In 1981, his photography exhibit, Galapagos: Born of the Sea opened at the Smithsonian's Museum of Natural History and then went on a four-year tour with the Smithsonian Institute Traveling Exhibits. In 1984, the New York Graphic Society (Little, Brown) published Hidden Seascapes, a collection of Feodor's photographs emphasizing his concept of portraying the seascape in natural light. A portfolio of his natural light photographs was published in Audubon in 1989.
In 1991 he retired from his business life in order to devote his full time and attention to the creation of productions for television and cinema. Ocean Wilds, a 5-part series and ten-year effort of enormous magnitude shot in locations all over the world, was the first production completed. The last 2 shows of the series introduced the production company’s use of state-of-the-art High-Definition technology. Ocean Wilds made it's on-air debut on world wide broadcast television and PBS in 2001.

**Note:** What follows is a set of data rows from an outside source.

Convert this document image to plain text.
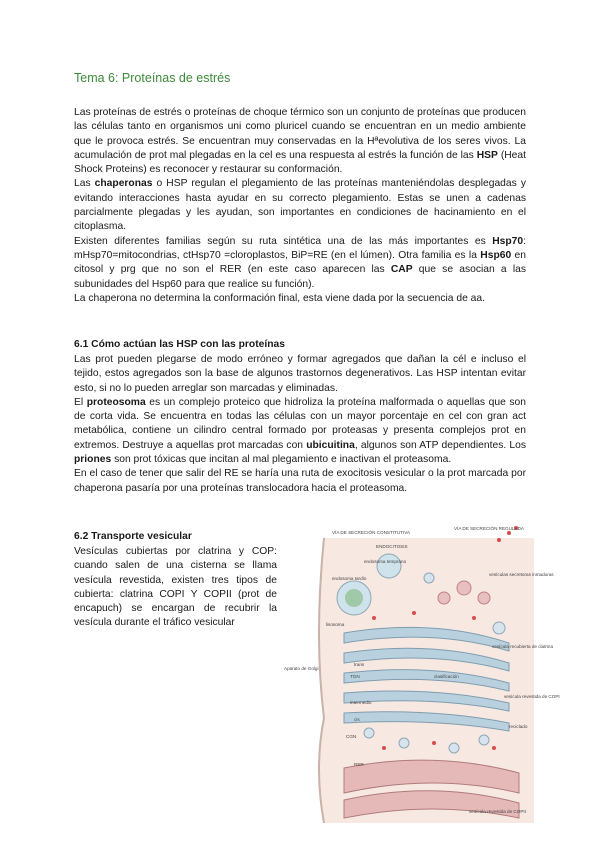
Tema 6: Proteínas de estrés

Las proteínas de estrés o proteínas de choque térmico son un conjunto de proteínas que producen las células tanto en organismos uni como pluricel cuando se encuentran en un medio ambiente que le provoca estrés. Se encuentran muy conservadas en la Hªevolutiva de los seres vivos. La acumulación de prot mal plegadas en la cel es una respuesta al estrés la función de las HSP (Heat Shock Proteins) es reconocer y restaurar su conformación.

Las chaperonas o HSP regulan el plegamiento de las proteínas manteniéndolas desplegadas y evitando interacciones hasta ayudar en su correcto plegamiento. Estas se unen a cadenas parcialmente plegadas y les ayudan, son importantes en condiciones de hacinamiento en el citoplasma.

Existen diferentes familias según su ruta sintética una de las más importantes es Hsp70: mHsp70=mitocondrias, ctHsp70 =cloroplastos, BiP=RE (en el lúmen). Otra familia es la Hsp60 en citosol y prg que no son el RER (en este caso aparecen las CAP que se asocian a las subunidades del Hsp60 para que realice su función).

La chaperona no determina la conformación final, esta viene dada por la secuencia de aa.

6.1 Cómo actúan las HSP con las proteínas

Las prot pueden plegarse de modo erróneo y formar agregados que dañan la cél e incluso el tejido, estos agregados son la base de algunos trastornos degenerativos. Las HSP intentan evitar esto, si no lo pueden arreglar son marcadas y eliminadas.

El proteosoma es un complejo proteico que hidroliza la proteína malformada o aquellas que son de corta vida. Se encuentra en todas las células con un mayor porcentaje en cel con gran act metabólica, contiene un cilindro central formado por proteasas y presenta complejos prot en extremos. Destruye a aquellas prot marcadas con ubicuitina, algunos son ATP dependientes. Los priones son prot tóxicas que incitan al mal plegamiento e inactivan el proteasoma.

En el caso de tener que salir del RE se haría una ruta de exocitosis vesicular o la prot marcada por chaperona pasaría por una proteínas translocadora hacia el proteasoma.

6.2 Transporte vesicular
Vesículas cubiertas por clatrina y COP: cuando salen de una cisterna se llama vesícula revestida, existen tres tipos de cubierta: clatrina COPI Y COPII (prot de encapuch) se encargan de recubrir la vesícula durante el tráfico vesicular
VÍA DE SECRECIÓN CONSTITUTIVA
ENDOCITOSIS
VÍA DE SECRECIÓN REGULADA
endosoma temprano
endosoma tardío
lisosoma
vesículas secretoras inmaduras
vesícula recubierta de clatrina
Aparato de Golgi
TGN
trans
intermedio
cis
CGN
clasificación
vesícula revestida de COPI
reciclado
RER
vesícula revestida de COPII
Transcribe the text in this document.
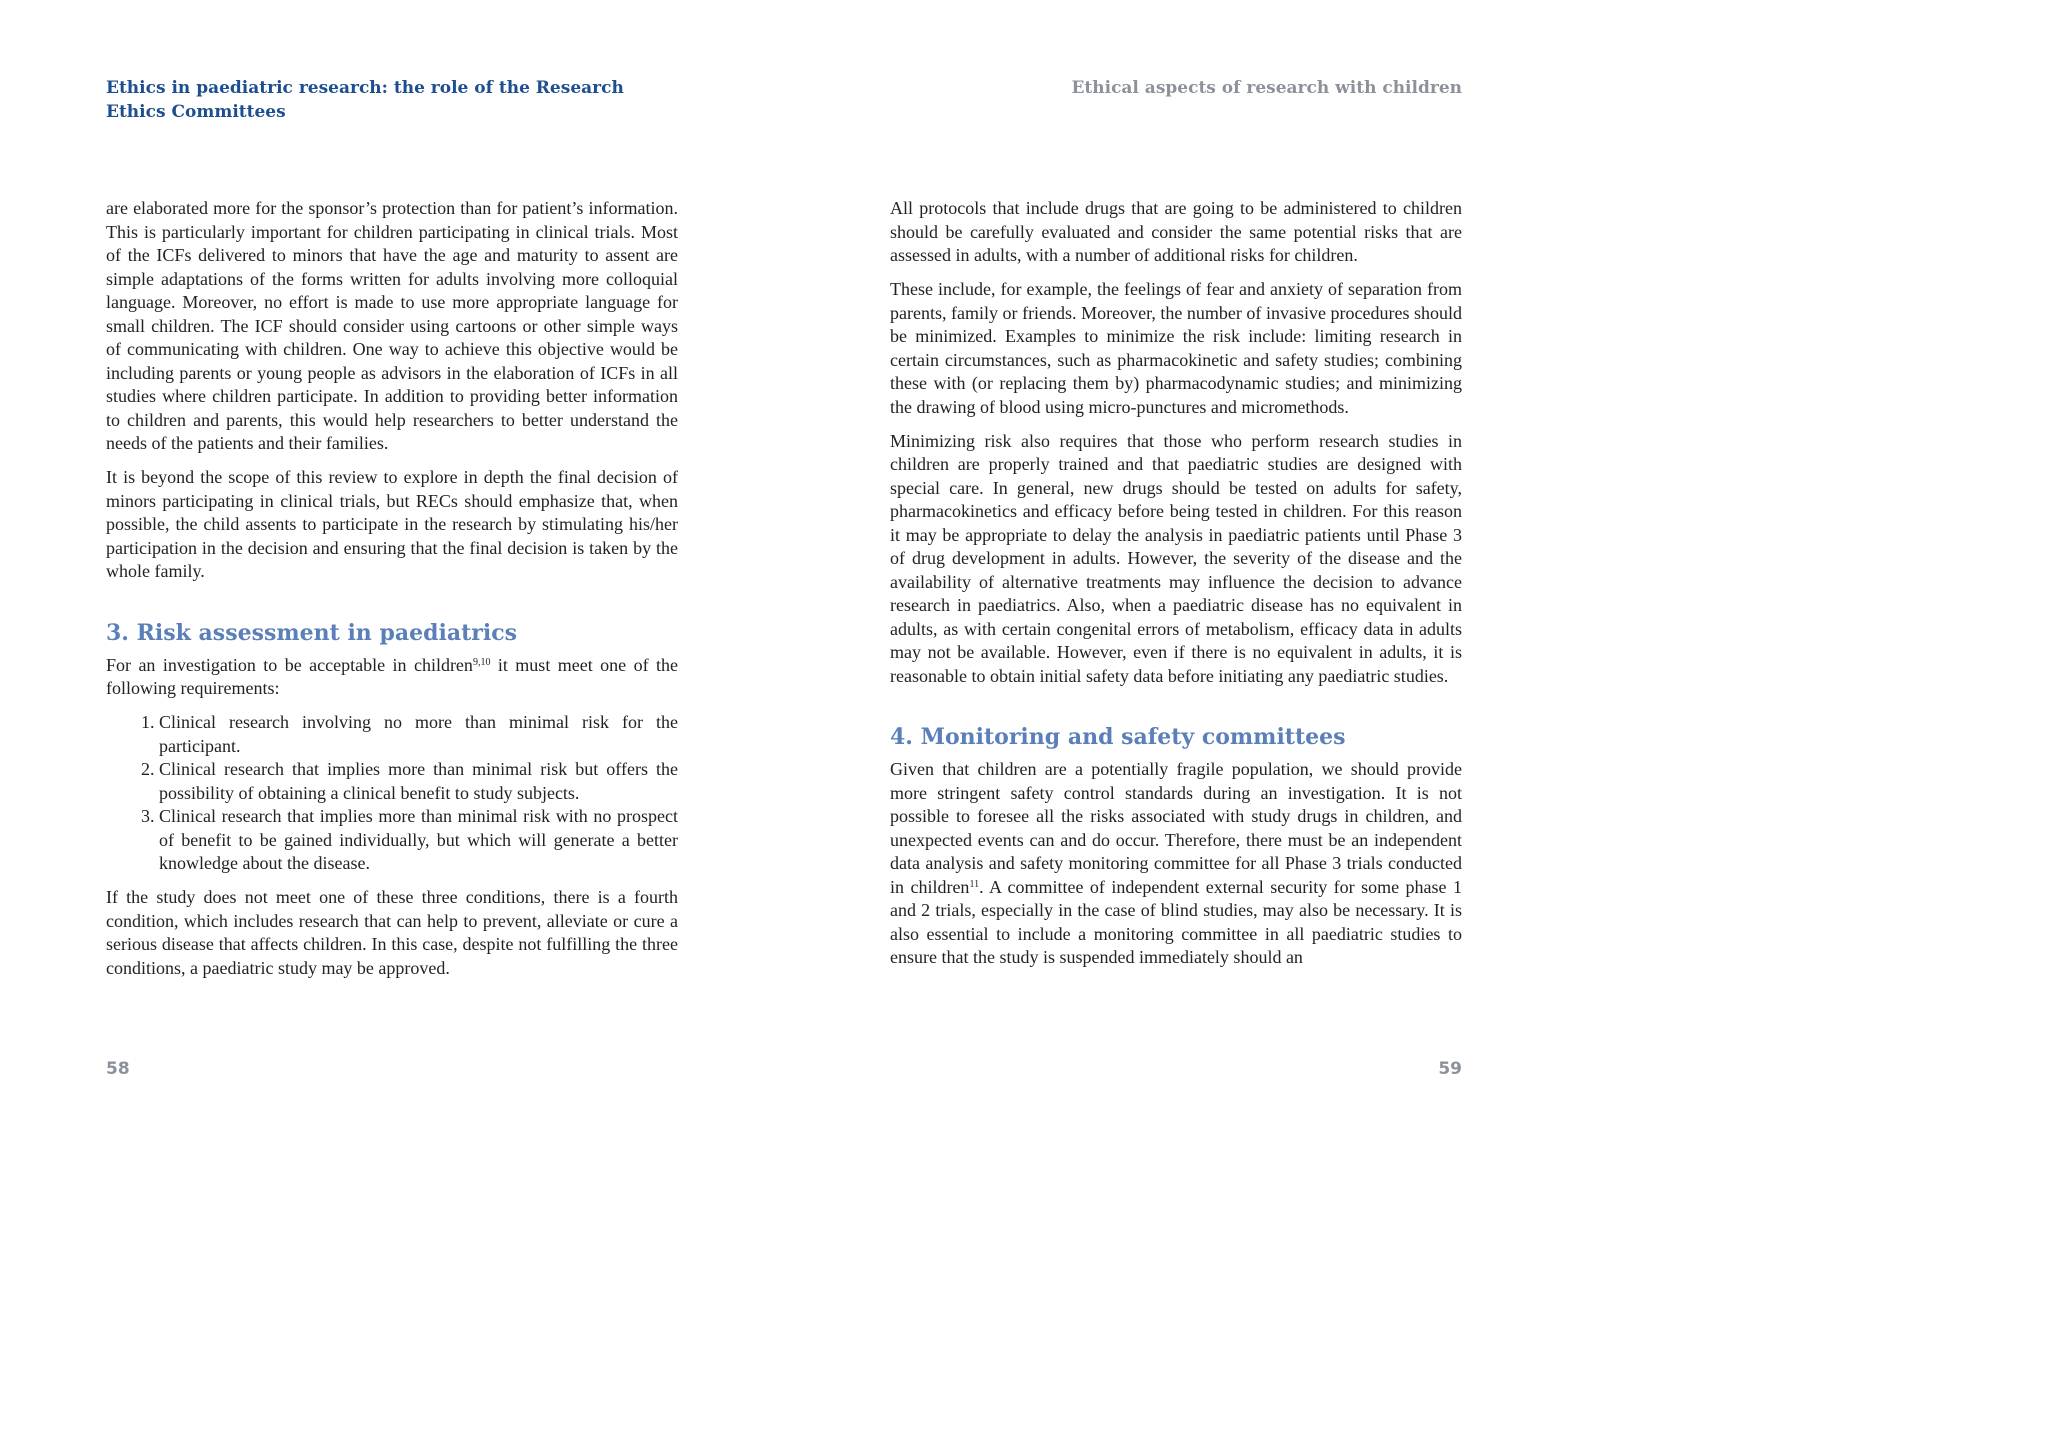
Ethics in paediatric research: the role of the Research Ethics Committees

are elaborated more for the sponsor’s protection than for patient’s information. This is particularly important for children participating in clinical trials. Most of the ICFs delivered to minors that have the age and maturity to assent are simple adaptations of the forms written for adults involving more colloquial language. Moreover, no effort is made to use more appropriate language for small children. The ICF should consider using cartoons or other simple ways of communicating with children. One way to achieve this objective would be including parents or young people as advisors in the elaboration of ICFs in all studies where children participate. In addition to providing better information to children and parents, this would help researchers to better understand the needs of the patients and their families.

It is beyond the scope of this review to explore in depth the final decision of minors participating in clinical trials, but RECs should emphasize that, when possible, the child assents to participate in the research by stimulating his/her participation in the decision and ensuring that the final decision is taken by the whole family.

3. Risk assessment in paediatrics

For an investigation to be acceptable in children$^{9,10}$ it must meet one of the following requirements:

1. Clinical research involving no more than minimal risk for the participant.
2. Clinical research that implies more than minimal risk but offers the possibility of obtaining a clinical benefit to study subjects.
3. Clinical research that implies more than minimal risk with no prospect of benefit to be gained individually, but which will generate a better knowledge about the disease.

If the study does not meet one of these three conditions, there is a fourth condition, which includes research that can help to prevent, alleviate or cure a serious disease that affects children. In this case, despite not fulfilling the three conditions, a paediatric study may be approved.

58
Ethical aspects of research with children

All protocols that include drugs that are going to be administered to children should be carefully evaluated and consider the same potential risks that are assessed in adults, with a number of additional risks for children.

These include, for example, the feelings of fear and anxiety of separation from parents, family or friends. Moreover, the number of invasive procedures should be minimized. Examples to minimize the risk include: limiting research in certain circumstances, such as pharmacokinetic and safety studies; combining these with (or replacing them by) pharmacodynamic studies; and minimizing the drawing of blood using micro-punctures and micromethods.

Minimizing risk also requires that those who perform research studies in children are properly trained and that paediatric studies are designed with special care. In general, new drugs should be tested on adults for safety, pharmacokinetics and efficacy before being tested in children. For this reason it may be appropriate to delay the analysis in paediatric patients until Phase 3 of drug development in adults. However, the severity of the disease and the availability of alternative treatments may influence the decision to advance research in paediatrics. Also, when a paediatric disease has no equivalent in adults, as with certain congenital errors of metabolism, efficacy data in adults may not be available. However, even if there is no equivalent in adults, it is reasonable to obtain initial safety data before initiating any paediatric studies.

4. Monitoring and safety committees

Given that children are a potentially fragile population, we should provide more stringent safety control standards during an investigation. It is not possible to foresee all the risks associated with study drugs in children, and unexpected events can and do occur. Therefore, there must be an independent data analysis and safety monitoring committee for all Phase 3 trials conducted in children$^{11}$. A committee of independent external security for some phase 1 and 2 trials, especially in the case of blind studies, may also be necessary. It is also essential to include a monitoring committee in all paediatric studies to ensure that the study is suspended immediately should an

59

In 2007, Ocean Voyagers, a feature on humpback whales narrated by Meryl Streep, premiered on Discovery’s Animal Planet and was broadcast internationally. Ocean Voyagers won Best of Nature at the Jules Verne Film Festival in Paris, Best Cinematography at the International Wildlife Film Festival, and was an official selection of the Jackson Hole Wildlife Film Festival and Wildscreen.
2008 saw the completion of Ocean Odyssey, an 8-screen HD media installation and film for the Smithsonian’s National Museum of Natural History’s Sant Ocean Hall. This challenging three-year project required Feodor Pitcairn Productions to break new ground in HD post-production techniques to deliver this custom, site-specific exhibit.
Always an early adopter of new technologies, Feo acquired the new Hasselblad H4D-40 Medium Format DSLR. The H4D-40 camera features a 33x44 mm CCD sensor with 40 million pixels. Outfitted with an underwater housing, Feo immediately set out to field test his new camera through a variety of rigorous shoots in demanding locations, including Africa, Iceland and Indonesia.
Today Feo continues in his pursuit, capturing still images of living seascapes and landscapes that tell a story about both habitat and inhabitant.